Kejati Minta Ketua BRA Tersangka Korupsi Bantuan Korban Konflik Dicekal

Kejati Minta Ketua BRA Tersangka Korupsi Bantuan Korban Konflik Dicekal

Banda Aceh, LINews – Penyidik Kejati Aceh telah memeriksa Ketua Badan Reintegrasi Aceh (BRA) berinisial SH yang ditetapkan sebagai tersangka dugaan korupsi bantuan korban konflik. SH dan dua tersangka lainnya akan dicegah ke luar negeri.

Pemeriksaan keenam tersangka dalam kasus itu dilakukan penyidik di Kejati Aceh, Selasa (24/7) pagi hingga sore. Keenam orang yang ditetapkan sebagai tersangka adalah SH, MHD selaku KPA pengadaan budidaya ikan kakap dan pakan rucah, ZF selaku koordinator atau penghubung ketua BRA, M merupakan PPATK, ZM selaku peminjam perusahaan untuk pelaksanaan pengadaan budidaya ikan kakap dan pakan rucah, dan HM koordinator atau penghubung rekanan penyedia.

“Para tersangka diperiksa selama kurang lebih enam jam dimulai sekira pukul 09.30 WIB dengan didampingi oleh penasihat hukumnya masing-masing, di mana dalam pemeriksaan diselingi dengan istirahat, makan dan salat hingga selesai sekira pukul 18.00 WI,” kata Plh Kasi Penkum Kejati Aceh Ali Rasab Lubis dalam keterangannya, Rabu (24/7/2024).

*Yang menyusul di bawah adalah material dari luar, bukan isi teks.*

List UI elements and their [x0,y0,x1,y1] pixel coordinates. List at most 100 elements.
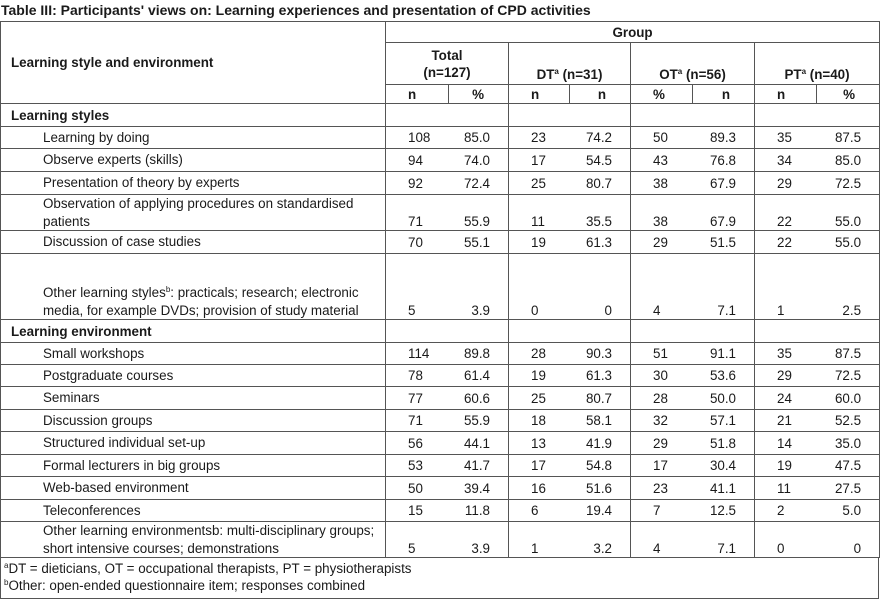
data-cell: 71 [385,409,449,432]
data-cell: 7 [630,499,693,522]
data-cell: 29 [754,364,817,387]
data-cell: 19 [508,230,570,254]
data-cell: 19.4 [569,499,631,522]
data-cell: 25 [508,386,570,410]
data-cell: 0 [508,253,570,320]
row-label: Observation of applying procedures on st… [0,194,386,231]
table-caption: Table III: Participants' views on: Learn… [1,2,591,18]
section-spacer-cell [448,103,509,127]
data-cell: 80.7 [569,386,631,410]
data-cell: 2 [754,499,817,522]
data-cell: 3.9 [448,521,509,558]
subheader-cell: % [815,84,880,104]
data-cell: 11.8 [448,499,509,522]
subheader-cell: n [385,84,449,104]
data-cell: 89.8 [448,342,509,365]
section-spacer-cell [816,319,880,343]
subheader-cell: % [630,84,693,104]
data-cell: 55.9 [448,194,509,231]
data-cell: 19 [508,364,570,387]
data-cell: 1 [754,253,817,320]
data-cell: 55.0 [816,230,880,254]
data-cell: 94 [385,148,449,172]
data-cell: 39.4 [448,476,509,500]
section-spacer-cell [385,103,449,127]
data-cell: 71 [385,194,449,231]
data-cell: 35.5 [569,194,631,231]
row-label-header: Learning style and environment [0,21,386,104]
section-spacer-cell [692,103,755,127]
section-spacer-cell [508,103,570,127]
data-cell: 11 [754,476,817,500]
data-cell: 108 [385,126,449,149]
data-cell: 5 [385,521,449,558]
data-cell: 80.7 [569,171,631,195]
data-cell: 58.1 [569,409,631,432]
data-cell: 1 [508,521,570,558]
data-cell: 114 [385,342,449,365]
section-spacer-cell [630,319,693,343]
data-cell: 7.1 [692,521,755,558]
row-label: Structured individual set-up [0,431,386,455]
row-label: Observe experts (skills) [0,148,386,172]
row-label: Presentation of theory by experts [0,171,386,195]
data-cell: 3.9 [448,253,509,320]
data-cell: 29 [630,431,693,455]
data-cell: 23 [630,476,693,500]
data-cell: 0 [754,521,817,558]
data-cell: 54.8 [569,454,631,477]
data-cell: 72.5 [816,364,880,387]
data-cell: 51.6 [569,476,631,500]
data-cell: 72.5 [816,171,880,195]
data-cell: 16 [508,476,570,500]
data-cell: 55.0 [816,194,880,231]
data-cell: 41.1 [692,476,755,500]
data-cell: 35.0 [816,431,880,455]
footnote-b: bOther: open-ended questionnaire item; r… [4,578,366,593]
subheader-cell: n [569,84,631,104]
data-cell: 35 [754,342,817,365]
data-cell: 61.4 [448,364,509,387]
section-spacer-cell [448,319,509,343]
section-title: Learning styles [0,103,386,127]
data-cell: 30.4 [692,454,755,477]
row-label: Discussion of case studies [0,230,386,254]
subheader-cell: % [448,84,509,104]
data-cell: 77 [385,386,449,410]
data-cell: 50 [385,476,449,500]
data-cell: 7.1 [692,253,755,320]
row-label: Other learning stylesb: practicals; rese… [0,253,386,320]
data-cell: 24 [754,386,817,410]
data-cell: 51 [630,342,693,365]
data-cell: 5.0 [816,499,880,522]
data-cell: 67.9 [692,194,755,231]
data-cell: 87.5 [816,126,880,149]
data-cell: 2.5 [816,253,880,320]
data-cell: 3.2 [569,521,631,558]
data-cell: 74.2 [569,126,631,149]
footnotes: aDT = dieticians, OT = occupational ther… [0,558,879,599]
data-cell: 30 [630,364,693,387]
data-cell: 13 [508,431,570,455]
subheader-cell: n [692,84,755,104]
data-cell: 28 [508,342,570,365]
section-spacer-cell [508,319,570,343]
row-label: Seminars [0,386,386,410]
row-label: Learning by doing [0,126,386,149]
data-cell: 25 [508,171,570,195]
row-label: Small workshops [0,342,386,365]
row-label: Teleconferences [0,499,386,522]
data-cell: 22 [754,194,817,231]
data-cell: 91.1 [692,342,755,365]
data-cell: 32 [630,409,693,432]
data-cell: 57.1 [692,409,755,432]
data-cell: 70 [385,230,449,254]
data-cell: 28 [630,386,693,410]
data-cell: 74.0 [448,148,509,172]
row-label: Web-based environment [0,476,386,500]
section-spacer-cell [569,319,631,343]
section-spacer-cell [385,319,449,343]
data-cell: 53 [385,454,449,477]
row-label: Postgraduate courses [0,364,386,387]
data-cell: 47.5 [816,454,880,477]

Menurutnya, SH diperiksa dengan 41 pertanyaan sementara tersangka lain bervariasi antara 19 hingga 39 pertanyaan. Usai pemeriksaan, penyidik akan memohon pencekalan terhadap tersangka.

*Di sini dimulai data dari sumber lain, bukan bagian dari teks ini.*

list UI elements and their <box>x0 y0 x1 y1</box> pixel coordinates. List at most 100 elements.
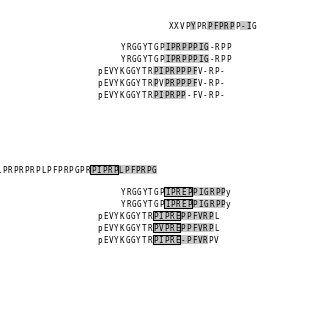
Text: -: - <box>186 91 191 100</box>
Text: R: R <box>30 166 34 175</box>
Text: P: P <box>208 236 213 245</box>
Text: P: P <box>215 188 220 197</box>
Text: R: R <box>148 224 152 233</box>
Text: P: P <box>226 43 230 52</box>
Text: Y: Y <box>136 91 141 100</box>
Text: G: G <box>204 43 208 52</box>
Text: R: R <box>203 236 208 245</box>
Text: P: P <box>91 166 95 175</box>
Text: -: - <box>220 67 224 76</box>
Text: R: R <box>170 212 174 221</box>
Text: L: L <box>0 166 1 175</box>
Text: y: y <box>226 188 230 197</box>
Text: G: G <box>154 188 158 197</box>
Text: V: V <box>197 212 202 221</box>
Text: R: R <box>170 224 174 233</box>
Text: P: P <box>193 55 197 64</box>
Text: R: R <box>108 166 112 175</box>
Text: R: R <box>126 43 131 52</box>
Text: P: P <box>164 67 169 76</box>
Text: P: P <box>164 236 169 245</box>
Text: -: - <box>209 43 214 52</box>
Text: P: P <box>220 55 225 64</box>
Text: R: R <box>202 22 206 31</box>
Bar <box>153 211 180 220</box>
Bar <box>164 66 197 75</box>
Text: G: G <box>125 236 130 245</box>
Text: P: P <box>2 166 7 175</box>
Text: P: P <box>214 67 219 76</box>
Text: Y: Y <box>120 188 125 197</box>
Text: P: P <box>193 188 197 197</box>
Text: R: R <box>148 236 152 245</box>
Text: R: R <box>208 79 213 88</box>
Text: I: I <box>165 200 170 209</box>
Text: G: G <box>131 67 135 76</box>
Bar <box>90 164 118 174</box>
Text: T: T <box>148 200 153 209</box>
Text: G: G <box>125 91 130 100</box>
Text: R: R <box>203 212 208 221</box>
Text: E: E <box>175 236 180 245</box>
Text: V: V <box>197 67 202 76</box>
Text: I: I <box>158 67 163 76</box>
Text: -: - <box>209 55 214 64</box>
Text: R: R <box>170 67 174 76</box>
Bar <box>180 235 208 244</box>
Text: K: K <box>120 224 124 233</box>
Text: T: T <box>142 212 147 221</box>
Text: G: G <box>131 91 135 100</box>
Text: P: P <box>68 166 73 175</box>
Text: R: R <box>224 22 228 31</box>
Bar <box>153 235 180 244</box>
Text: L: L <box>214 212 219 221</box>
Text: P: P <box>113 166 118 175</box>
Text: P: P <box>226 55 230 64</box>
Text: Y: Y <box>136 212 141 221</box>
Text: G: G <box>154 43 158 52</box>
Text: F: F <box>130 166 134 175</box>
Text: G: G <box>204 188 208 197</box>
Text: G: G <box>131 79 135 88</box>
Text: Y: Y <box>120 200 125 209</box>
Text: Y: Y <box>114 236 119 245</box>
Text: P: P <box>186 67 191 76</box>
Bar <box>153 235 180 244</box>
Text: F: F <box>192 224 196 233</box>
Bar <box>90 164 118 174</box>
Text: Y: Y <box>136 224 141 233</box>
Text: R: R <box>126 200 131 209</box>
Text: E: E <box>175 224 180 233</box>
Text: R: R <box>8 166 12 175</box>
Text: G: G <box>131 236 135 245</box>
Text: I: I <box>198 200 203 209</box>
Text: Y: Y <box>136 236 141 245</box>
Text: V: V <box>197 224 202 233</box>
Text: G: G <box>154 55 158 64</box>
Text: I: I <box>198 55 203 64</box>
Text: R: R <box>170 236 174 245</box>
Text: I: I <box>165 43 170 52</box>
Text: P: P <box>171 43 175 52</box>
Text: K: K <box>120 212 124 221</box>
Text: R: R <box>209 200 214 209</box>
Text: L: L <box>214 224 219 233</box>
Text: V: V <box>158 224 163 233</box>
Text: P: P <box>208 212 213 221</box>
Text: V: V <box>108 212 113 221</box>
Text: V: V <box>108 224 113 233</box>
Text: P: P <box>153 212 157 221</box>
Bar <box>164 187 192 196</box>
Text: G: G <box>131 224 135 233</box>
Text: V: V <box>180 22 184 31</box>
Text: X: X <box>168 22 173 31</box>
Text: -: - <box>203 79 208 88</box>
Text: E: E <box>103 212 108 221</box>
Text: R: R <box>148 79 152 88</box>
Text: Y: Y <box>143 55 147 64</box>
Text: T: T <box>148 188 153 197</box>
Text: G: G <box>131 212 135 221</box>
Text: R: R <box>208 91 213 100</box>
Bar <box>164 199 192 208</box>
Text: G: G <box>132 200 136 209</box>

“Terhadap hasil dari perolehan pemeriksaan para tersangka dimaksud guna mempercepat proses penanganan perkaranya agar dapat diajukan kepada penuntut umum, yang dalam kesempatan ini terhadap tersangka SH, tersangka ZF, dan tersangka ZM telah dimohonkan tindakan pencegahan berpergian ke luar negeri, serta akan diikuti prosesnya kepada tersangka Mhd, M, dan HM,” ujar Ali.

Sebelumnya, penyidik Kejati Aceh menetapkan ketua Badan Reintegrasi Aceh (BRA) berinisial SH sebagai tersangka dugaan korupsi bantuan korban konflik dengan pagu anggaran Rp 15,7 miliar. SH menjadi tersangka bersama lima orang lainnya.

Ali mengatakan, anggaran bantuan pengadaan budidaya ikan kakap dan pakan rucah untuk masyarakat korban konflik di Aceh Timur bersumber dari APBA Perubahan tahun 2023 dengan total pagi Rp 15,7 miliar. Berdasarkan hasil penyelidikan, sembilan kelompok yang disebut sebagai penerima manfaat ternyata tidak menerima bantuan tersebut.

Mereka juga disebut tidak menandantangani berita acara serah terima sehingga tidak sesuai dengan ketentuan. BRA disebut telah membayarkan 100 persen namun korban konflik tidak pernah mendapatkannya.

Berdasarkan hasil perhitungan kerugian negara oleh auditor dengan perhitungan kerugian total, kata Ali, kasus itu merugikan negara Rp 15,3 miliar. Angka itu diketahui berdasarkan nilai pencairan yang masuk ke rekening masing-masing perusahaan yaitu sembilan paket pekerjaan setelah dikurangi potongan infak-PPh Pasal 22.

“Karena terhadap hasil pekerjaan sama sekali tidak diterima penerima manfaat,” jelas Ali.